Currently, she's lobbying for support from fellow lawmakers and the public, with the eventual goal of taking the bill to President Bush's desk.

To further the effort, Boxer's staff and the South Coast Air Quality Management District are hosting a public forum on the bill at 10 a.m. Aug. 9 at Port of Los Angeles Administration Headquarters, 425 S. Palos Verdes Drive in San Pedro.

Petition for truck plan

Harbor commissioners in Long Beach were presented with more than 11,000 signatures from local residents and workers at Monday's board meeting in support of a highly controversial harbor trucking plan.

Petition signees support a proposal to restrict access to marine terminals to trucking firms with employee drivers and the greenest vehicle fleets.

Commissioners in both ports, who control marine terminals through their power as waterfront property landlords, are seeking to reduce harmful diesel emissions caused by port trucks by holding motor carriers - and not drivers - responsible for maintaining green vehicle fleets.

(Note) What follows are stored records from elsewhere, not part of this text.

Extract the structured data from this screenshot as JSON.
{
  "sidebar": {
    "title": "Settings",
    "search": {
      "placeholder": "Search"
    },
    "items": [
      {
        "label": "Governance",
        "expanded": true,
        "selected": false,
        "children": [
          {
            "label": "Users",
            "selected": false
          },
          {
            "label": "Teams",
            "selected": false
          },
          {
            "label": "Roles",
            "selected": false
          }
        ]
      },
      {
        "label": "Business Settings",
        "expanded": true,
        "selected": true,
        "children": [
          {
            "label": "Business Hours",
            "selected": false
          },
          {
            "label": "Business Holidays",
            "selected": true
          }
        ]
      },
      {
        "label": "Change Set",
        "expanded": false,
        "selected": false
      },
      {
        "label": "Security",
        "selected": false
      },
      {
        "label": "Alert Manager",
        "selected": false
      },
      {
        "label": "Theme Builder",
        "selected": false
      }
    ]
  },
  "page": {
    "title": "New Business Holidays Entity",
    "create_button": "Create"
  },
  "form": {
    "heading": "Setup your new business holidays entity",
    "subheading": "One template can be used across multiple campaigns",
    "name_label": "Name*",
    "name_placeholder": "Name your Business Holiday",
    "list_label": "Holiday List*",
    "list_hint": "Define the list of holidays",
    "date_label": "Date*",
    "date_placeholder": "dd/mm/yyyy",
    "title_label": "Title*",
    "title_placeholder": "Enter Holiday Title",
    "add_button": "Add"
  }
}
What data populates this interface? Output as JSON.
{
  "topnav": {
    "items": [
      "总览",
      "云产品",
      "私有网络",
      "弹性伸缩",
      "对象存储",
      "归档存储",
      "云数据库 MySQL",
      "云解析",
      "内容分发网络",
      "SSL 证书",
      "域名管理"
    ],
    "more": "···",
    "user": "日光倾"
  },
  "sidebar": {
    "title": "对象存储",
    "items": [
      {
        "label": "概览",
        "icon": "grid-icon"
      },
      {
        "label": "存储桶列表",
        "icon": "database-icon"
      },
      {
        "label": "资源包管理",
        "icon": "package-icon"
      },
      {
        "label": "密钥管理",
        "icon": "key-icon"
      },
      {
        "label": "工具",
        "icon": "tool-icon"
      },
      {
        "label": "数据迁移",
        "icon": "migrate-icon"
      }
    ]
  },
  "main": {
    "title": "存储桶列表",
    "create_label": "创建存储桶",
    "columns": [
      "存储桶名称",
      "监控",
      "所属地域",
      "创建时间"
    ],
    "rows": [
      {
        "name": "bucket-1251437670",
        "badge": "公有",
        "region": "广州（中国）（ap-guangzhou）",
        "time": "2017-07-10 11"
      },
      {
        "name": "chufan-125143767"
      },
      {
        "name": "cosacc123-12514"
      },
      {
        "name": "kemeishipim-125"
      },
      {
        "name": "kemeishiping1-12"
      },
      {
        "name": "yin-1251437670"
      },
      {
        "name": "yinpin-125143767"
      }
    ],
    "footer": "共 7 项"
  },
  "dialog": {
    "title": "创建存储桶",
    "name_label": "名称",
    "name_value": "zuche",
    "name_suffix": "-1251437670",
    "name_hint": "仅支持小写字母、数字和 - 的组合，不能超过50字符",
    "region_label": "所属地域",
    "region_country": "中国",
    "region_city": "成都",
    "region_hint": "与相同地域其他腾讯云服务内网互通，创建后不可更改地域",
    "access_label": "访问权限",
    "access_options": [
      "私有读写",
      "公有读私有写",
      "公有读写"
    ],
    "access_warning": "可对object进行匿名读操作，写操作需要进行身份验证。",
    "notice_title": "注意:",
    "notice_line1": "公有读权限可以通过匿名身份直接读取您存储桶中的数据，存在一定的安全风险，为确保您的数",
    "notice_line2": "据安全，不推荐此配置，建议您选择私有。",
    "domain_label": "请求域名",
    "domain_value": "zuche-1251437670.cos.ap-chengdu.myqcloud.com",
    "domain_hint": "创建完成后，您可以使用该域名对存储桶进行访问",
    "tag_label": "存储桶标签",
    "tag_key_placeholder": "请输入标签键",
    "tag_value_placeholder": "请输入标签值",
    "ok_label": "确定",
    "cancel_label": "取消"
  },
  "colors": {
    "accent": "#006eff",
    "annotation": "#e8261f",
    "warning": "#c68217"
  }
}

Vehemently opposed by the trucking industry, which has threatened to sue if it's enacted, the plan as written would affect some 16,000 port-area truckers.

Signatures were gathered in recent weeks by the Coalition for Clean and Safe Ports and the Communities for Clean Ports.

Monday's signature dump was the latest in a series of coordinated public actions designed to sway board members for and against the drayage plan.

Port of Long Beach spokesman Art Wong, who's been on the job a decade, can't remember an issue generating as much public response as the trucking plan, which commissioners hope to vote on later this year.

"We've received more e-mail and letters and comments to this than any (issue) I can remember," Wong said. "There's probably a vault back there full of these comments."